Le Conte de la princesse Kaguya

Le Conte de la princesse Kaguya
2014
Isao Takahata

Voilà donc ce qui est considéré par les critiques comme le meilleur film de l’année, et par extension meilleur film d’animation bien entendu. Sorti des prestigieux studios Ghibli, le film promettait doublement de par son réalisateur, à qui l’on doit le tragique mais magnifique Tombeau des Lucioles. Dans un genre totalement différent mais non moins dramatique, cette sublime perle poétique n’est pour autant pas dénuée de défauts, rebutants par bien des aspects, mais il serait dommage d’y arrêter son jugement.

Basé sur la plus vieille légende asiatique qui soit, le film raconte l’histoire de Kaguya, sortie un beau jour d’une pousse de bambou. Parti en couper dans les bois près de sa modeste habitation, un homme trouva ce bambou luminescent, abritant en son sein une princesse plus petite qu’une main, qui se transforma en bébé, et qu’il choisit d’élever comme sa fille. Alors qu’elle grandissait à vue d’œil, son père adoptif continuait de trouver moult trésors dans les bois, y voyant là le signe qu’il devait s’en servir pour faire de sa fille une princesse et l’élever au plus au rang de la société. L’étrange petite fille qu’on surnommait « pousse de bambou », qui s’amusait tant à la campagne, allait devenir la princesse Kaguya, objet de tous les désirs, destinée à faire un beau mariage, et rien d’autre.

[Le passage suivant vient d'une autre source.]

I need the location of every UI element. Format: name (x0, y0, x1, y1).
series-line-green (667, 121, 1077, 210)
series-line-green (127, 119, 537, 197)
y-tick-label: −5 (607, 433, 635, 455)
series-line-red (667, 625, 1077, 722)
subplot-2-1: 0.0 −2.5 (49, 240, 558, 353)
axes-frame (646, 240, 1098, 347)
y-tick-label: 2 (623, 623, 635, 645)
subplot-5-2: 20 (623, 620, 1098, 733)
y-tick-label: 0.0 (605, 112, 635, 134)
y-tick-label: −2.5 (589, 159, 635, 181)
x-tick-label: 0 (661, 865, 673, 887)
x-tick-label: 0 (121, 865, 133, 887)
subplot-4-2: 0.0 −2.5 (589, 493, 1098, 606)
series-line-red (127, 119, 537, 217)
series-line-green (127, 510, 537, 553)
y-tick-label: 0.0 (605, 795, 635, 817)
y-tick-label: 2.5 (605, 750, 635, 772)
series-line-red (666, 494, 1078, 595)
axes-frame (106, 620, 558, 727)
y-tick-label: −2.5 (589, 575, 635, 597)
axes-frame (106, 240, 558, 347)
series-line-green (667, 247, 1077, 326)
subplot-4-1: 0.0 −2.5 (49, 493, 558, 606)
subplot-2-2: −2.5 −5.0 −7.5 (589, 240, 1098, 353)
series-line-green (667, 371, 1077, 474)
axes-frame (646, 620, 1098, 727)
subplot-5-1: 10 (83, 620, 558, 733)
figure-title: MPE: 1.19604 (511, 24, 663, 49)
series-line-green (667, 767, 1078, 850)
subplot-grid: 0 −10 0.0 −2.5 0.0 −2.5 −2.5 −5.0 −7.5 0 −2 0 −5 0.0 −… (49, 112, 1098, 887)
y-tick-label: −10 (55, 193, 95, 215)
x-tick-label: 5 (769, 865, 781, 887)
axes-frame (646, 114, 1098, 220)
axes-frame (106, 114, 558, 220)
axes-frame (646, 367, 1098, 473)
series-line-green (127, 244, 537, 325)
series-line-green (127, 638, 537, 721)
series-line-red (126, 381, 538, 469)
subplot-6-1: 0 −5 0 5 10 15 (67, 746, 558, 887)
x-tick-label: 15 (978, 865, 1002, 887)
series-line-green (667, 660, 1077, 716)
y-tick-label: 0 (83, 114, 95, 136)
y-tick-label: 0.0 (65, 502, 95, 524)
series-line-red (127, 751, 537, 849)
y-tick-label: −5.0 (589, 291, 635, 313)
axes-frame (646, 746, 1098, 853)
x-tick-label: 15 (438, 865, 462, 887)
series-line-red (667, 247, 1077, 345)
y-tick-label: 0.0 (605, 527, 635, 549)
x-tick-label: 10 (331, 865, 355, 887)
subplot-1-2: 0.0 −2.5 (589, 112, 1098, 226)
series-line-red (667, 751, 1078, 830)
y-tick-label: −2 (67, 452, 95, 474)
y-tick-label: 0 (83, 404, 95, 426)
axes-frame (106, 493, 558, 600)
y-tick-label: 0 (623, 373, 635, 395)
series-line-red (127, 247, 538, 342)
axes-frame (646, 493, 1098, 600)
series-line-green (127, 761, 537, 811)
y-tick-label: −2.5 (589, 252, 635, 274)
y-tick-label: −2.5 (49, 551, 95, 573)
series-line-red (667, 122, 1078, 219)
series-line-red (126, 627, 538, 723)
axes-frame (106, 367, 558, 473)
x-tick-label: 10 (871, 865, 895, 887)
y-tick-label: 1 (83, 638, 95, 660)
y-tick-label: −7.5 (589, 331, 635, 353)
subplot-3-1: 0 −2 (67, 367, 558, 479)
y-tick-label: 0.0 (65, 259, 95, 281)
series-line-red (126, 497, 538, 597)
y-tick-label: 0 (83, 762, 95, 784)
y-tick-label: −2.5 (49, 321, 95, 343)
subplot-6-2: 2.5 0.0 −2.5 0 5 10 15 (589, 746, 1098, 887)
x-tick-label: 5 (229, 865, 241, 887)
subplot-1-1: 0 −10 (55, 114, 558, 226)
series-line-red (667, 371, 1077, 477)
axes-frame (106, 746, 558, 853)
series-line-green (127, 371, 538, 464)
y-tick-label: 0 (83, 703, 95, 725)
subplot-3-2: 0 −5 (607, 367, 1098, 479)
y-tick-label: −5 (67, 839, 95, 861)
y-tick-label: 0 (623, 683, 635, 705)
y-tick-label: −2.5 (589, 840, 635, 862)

D’apparence le film n’a vraiment rien pour lui. Déjà graphiquement, on a rarement vu un tel foutage de gueule : des dessins pas finis, des décors souvent vides, un niveau de détail ridicule, sans compter les éléments non colorés et le nombre d’images par seconde insuffisant. On dirait une esquisse au fusain de ce que devrait être le film, mais clairement pas le résultat final. Pour ce qui est de l’histoire aussi il y avait de quoi faire la gueule : du grand classique sur « l’argent ne fait pas le bonheur », « la haute société c’est très surfait », et bien d’autres griefs moralisateurs sur la société et son sexisme de l’époque. Non, une femme n’est pas du bétail qu’on vend au plus offrant. Et non, le titre de noblesse n’est pas gage de bonheur. Le coup des cinq épreuves fait aussi très caricatural, de même que sa fin un peu spéciale. Alors pourquoi un tel engouement ? Kaguya. Finalement, au bout d’un moment, on fini par accepter le choix artistique de l’animation, même si le film aurait largement gagné en qualité avec un soin approprié. On fini par voir la beauté incroyable de la princesse, que ce soit grâce à son design si réussi, au fait qu’elle soit la plus soignée de tous les personnages, grâce à l’ambiance si particulière du film, ou par son histoire si belle et touchante. Elle dégage une telle douceur naturelle et à l’air si fragile qu’on en trésaille d’envie de la serrer dans nos bras. Et mine de rien, l’histoire est assez magnifique, d’une grande profondeur et d’une immense poésie, renforcée par une atmosphère à la fois féerique et inquiétante. On met beaucoup de temps à rentrer dans le film à cause du triste choix d’animation épurée, et la fin est une ode au suicide collectif, mais l’histoire est d’une telle pureté et l’héroïne si attendrissante qu’on ne peux que s’incliner face à tant de beauté. Une œuvre à peine croyable tant elle nous bouleverse subtilement.